The government blinked first in China’s energy crisis



THE CASH CRUNCH faced by property developer China Evergrande Group in recent weeks has drawn comparison to the 2008 financial crisis, when seemingly minor turbulence in real-estate finance blew up into an economy-destroying hurricane. There’s an even better candidate for a 2008-style emergency in China right now, though: The energy crunch that’s sent coal prices soaring over $200 a metric ton and cut power to industry and homes across the country.

The vast state-owned power generators that keep China supplied with electricity — the parents of listed subsidiaries China Shenhua Energy Co., Huadian Power International Corp., Huaneng Power International, Inc., Datang International Power Generation Co., and China Power International Development Ltd. — are in a similar position as US mortgage giants Fannie Mae and Freddie Mac. Like Fannie and Freddie, they’re partially state-owned entities whose job is to use private finance to fund public-policy goals — in the US case, mass homeownership; in the Chinese case, cheap power.

Such entities depend on an implicit guarantee that they’ll always be bailed out by the government if things get too tight. The questioning of such a backstop after Lehman Brothers Holdings, Inc. was allowed to fail in September 2008 is one key reason why the world tipped into financial crisis. Right now, it’s the precise nature of China’s promise to its power companies that’s up for debate.

The long prelude to the current situation can be seen as a test of that support. With coal providing about two-thirds of China’s electricity, generators are caught between the regulated prices at which they sell power and the market-determined cost of their fuel. That became a problem earlier this year after domestic coal prices started to escape the 520 yuan ($81) a ton to 570 yuan a ton band that Beijing targets. Profits at some generators fell 70% from a year earlier in the first half.

One way to avoid the rising price of coal is to buy less, and depend on the reserves built up when it was cheaper. That appears to be what’s been happening this year, with end-users’ inventories of soot slumping in July to less than a quarter of their level a year earlier, even as they held steady at mines and ports — an indicator that it was power and industrial end-users who were eating through their stockyards.

That’s a risky strategy. If there’s one thing that will cause the price of a commodity to spike, it’s low inventories. By running down their stocks, generators have been counting on the government to release its own reserves, and perhaps loosen restrictions on mining and imports, to flood the market and avert the sort of spike in coal prices that has unfolded in recent weeks.

“The second half of this year is expected to be subject to certain market risks,” Huaneng warned in August. “Overcapacity production is officially criminalized, forcing mines producers to strictly comply with approved capacity amount, limiting potential increase of production.”
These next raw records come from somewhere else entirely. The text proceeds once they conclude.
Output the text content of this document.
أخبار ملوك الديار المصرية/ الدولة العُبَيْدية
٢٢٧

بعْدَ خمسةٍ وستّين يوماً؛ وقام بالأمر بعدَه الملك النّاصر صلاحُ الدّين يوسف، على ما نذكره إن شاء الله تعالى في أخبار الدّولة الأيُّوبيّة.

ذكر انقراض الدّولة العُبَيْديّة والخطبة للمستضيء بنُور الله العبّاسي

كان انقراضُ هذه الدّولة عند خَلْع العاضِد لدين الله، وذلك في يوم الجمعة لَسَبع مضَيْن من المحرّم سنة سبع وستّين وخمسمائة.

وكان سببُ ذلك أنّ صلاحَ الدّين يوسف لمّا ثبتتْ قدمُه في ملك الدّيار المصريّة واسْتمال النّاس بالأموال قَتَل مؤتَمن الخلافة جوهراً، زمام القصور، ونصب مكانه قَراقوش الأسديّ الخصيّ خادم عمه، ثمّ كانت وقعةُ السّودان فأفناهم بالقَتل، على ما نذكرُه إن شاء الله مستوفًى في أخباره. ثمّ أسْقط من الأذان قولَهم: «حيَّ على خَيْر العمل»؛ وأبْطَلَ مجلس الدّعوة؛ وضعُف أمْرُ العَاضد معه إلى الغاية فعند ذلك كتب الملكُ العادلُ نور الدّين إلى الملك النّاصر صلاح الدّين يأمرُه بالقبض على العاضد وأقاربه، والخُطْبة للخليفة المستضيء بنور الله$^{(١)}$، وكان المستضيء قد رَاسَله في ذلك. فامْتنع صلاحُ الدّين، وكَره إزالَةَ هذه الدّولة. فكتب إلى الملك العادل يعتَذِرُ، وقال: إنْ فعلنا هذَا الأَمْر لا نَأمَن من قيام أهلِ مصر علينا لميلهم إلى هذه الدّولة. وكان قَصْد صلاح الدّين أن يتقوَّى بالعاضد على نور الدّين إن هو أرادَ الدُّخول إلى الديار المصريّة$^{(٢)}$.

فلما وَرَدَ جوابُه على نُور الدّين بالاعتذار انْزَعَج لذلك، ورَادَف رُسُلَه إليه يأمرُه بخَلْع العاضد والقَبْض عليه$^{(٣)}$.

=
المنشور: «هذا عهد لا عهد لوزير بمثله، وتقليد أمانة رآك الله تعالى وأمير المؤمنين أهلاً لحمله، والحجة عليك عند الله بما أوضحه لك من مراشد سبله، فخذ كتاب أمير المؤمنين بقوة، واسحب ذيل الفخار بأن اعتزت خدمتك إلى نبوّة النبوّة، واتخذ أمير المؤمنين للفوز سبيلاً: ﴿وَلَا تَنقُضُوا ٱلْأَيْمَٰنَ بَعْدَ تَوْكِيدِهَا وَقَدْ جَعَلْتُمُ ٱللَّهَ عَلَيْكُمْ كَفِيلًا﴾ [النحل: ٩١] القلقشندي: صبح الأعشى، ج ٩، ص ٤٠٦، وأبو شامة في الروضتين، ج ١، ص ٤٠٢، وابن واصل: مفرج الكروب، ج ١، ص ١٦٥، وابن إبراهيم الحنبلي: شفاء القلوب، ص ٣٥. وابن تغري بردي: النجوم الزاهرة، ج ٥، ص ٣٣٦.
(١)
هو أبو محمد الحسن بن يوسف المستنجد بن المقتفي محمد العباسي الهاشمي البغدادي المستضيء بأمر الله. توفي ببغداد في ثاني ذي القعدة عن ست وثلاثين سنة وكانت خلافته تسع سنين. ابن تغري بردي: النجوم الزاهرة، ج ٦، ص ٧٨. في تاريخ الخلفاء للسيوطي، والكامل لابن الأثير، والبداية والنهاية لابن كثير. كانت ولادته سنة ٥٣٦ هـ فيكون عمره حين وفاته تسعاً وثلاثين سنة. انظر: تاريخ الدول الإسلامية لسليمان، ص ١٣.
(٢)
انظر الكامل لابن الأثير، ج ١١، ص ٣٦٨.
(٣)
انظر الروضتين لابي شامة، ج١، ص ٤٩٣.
It’s telling that, barring a few minor reserve releases, the government has held firm for so long. Decarbonization and a crackdown on under-regulated industries are central planks of President Xi Jinping’s policy platform. Officials have shown great reluctance to abandon those objectives just because generators are failing to manage their supply and demand.

Still, something has to give. With coal prices spiking in recent weeks and the troubles of Evergrande highlighting Beijing’s unwillingness to endlessly backstop loss-making businesses, generators have been left no option but to switch off altogether rather than sell power at deep losses. That’s the immediate reason for the sorts of power cuts seen in China over the past month, spreading from factories to households as well.

It looks like the government has blinked first. Miners, after months of being ordered to stick closely to capacity limits, are now being ordered to produce as much as they can, people familiar with the matter told Bloomberg News. That should help to take the wind out of surging thermal coal prices and prevent the current crisis from extending into the winter, when sufficient energy supply can be a life-or-death matter.

There is, to be sure, an attempt to make this retreat look like a withdrawal. The latest advice from Beijing’s economic planners last week focuses on protecting individuals but continuing the crackdown on industry, especially when it’s most energy-intensive and polluting. Allowing generators to raise prices to end-users, as is happening in Guangdong province, will also help create a more commercial power market. Electricity consumption controls have even been loosened in a way that would permit potentially unlimited volumes of cheaper renewable power into the market.

The risk, as with the rapidly fading fears over Evergrande, is that Beijing has simply deferred a pressing problem again. If China doesn’t reform a system that refuses to face up to its internal contradictions, the problems of an economy fed by credit and carbon will only fester and grow.